The Independent reports on a wonderfully splenetic outburst by Peter Greenway at a Korean film festival yesterday.
Ever the iconoclast, Greenaway ripped into his fellow filmmakers for merely "illustrating novels" rather than innovating in cinema and ignoring the developments in technology that have transformed other media over the last quarter of a century.
"If you shoot a dinosaur in the brain on Monday, it's tail is still waggling on Friday. Cinema is brain dead. Cinema [died in]1983, when the remote-control
zapper was introduced to the living room."
He challenged film-makers to look at new, interactive forms and to reinvent cinema for the electronic age:
"Every medium has to be redeveloped, otherwise we would still be
looking at cave paintings... New electronic film-making means the
potential for expanding the notions of cinema has become very rich
indeed. Now cinema has to be
interactive, multi-media art."
"We're obliged to look at new media... it's exciting and stimulating,
and I believe we will have an interactive cinema which will make Star
Wars look like a 16th-century lantern lecture. Thirty-five years of silent cinema is gone, no one looks at it
anymore. This will happen to the rest of cinema. Cinema is dead."

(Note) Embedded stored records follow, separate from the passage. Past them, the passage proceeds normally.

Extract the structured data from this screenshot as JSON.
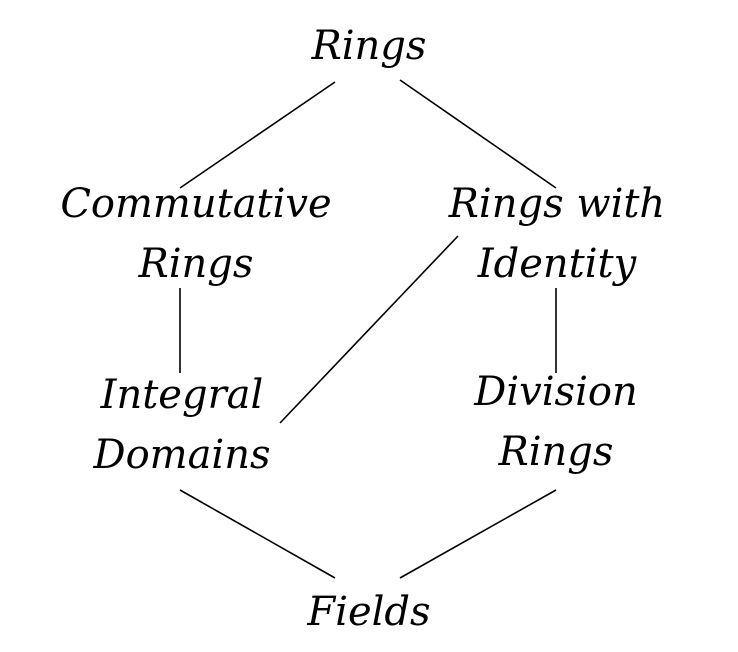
{
  "nodes": {
    "rings": {
      "lines": [
        "Rings"
      ]
    },
    "commutative_rings": {
      "lines": [
        "Commutative",
        "Rings"
      ]
    },
    "rings_with_identity": {
      "lines": [
        "Rings with",
        "Identity"
      ]
    },
    "integral_domains": {
      "lines": [
        "Integral",
        "Domains"
      ]
    },
    "division_rings": {
      "lines": [
        "Division",
        "Rings"
      ]
    },
    "fields": {
      "lines": [
        "Fields"
      ]
    }
  },
  "edges": [
    [
      "rings",
      "commutative_rings"
    ],
    [
      "rings",
      "rings_with_identity"
    ],
    [
      "commutative_rings",
      "integral_domains"
    ],
    [
      "rings_with_identity",
      "integral_domains"
    ],
    [
      "rings_with_identity",
      "division_rings"
    ],
    [
      "integral_domains",
      "fields"
    ],
    [
      "division_rings",
      "fields"
    ]
  ],
  "colors": {
    "ink": "#000000",
    "background": "#ffffff"
  }
}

Then, to gasps from the students in the audience, Greenaway then went in for the kill:
"Bill Viola is worth 10 Martin Scorseses. Scorsese is old-fashioned and
is making the same films that DW Griffiths was making early last
century."
"Most cinema is bedtime stories for adults. We're still
illustrating Jane Austen novels – what a waste of time."
That's fighting talk. Hurrah for the iconoclasts!
Sidebar - note how Variety abbreviates audiences to "auds" in their write up of this story.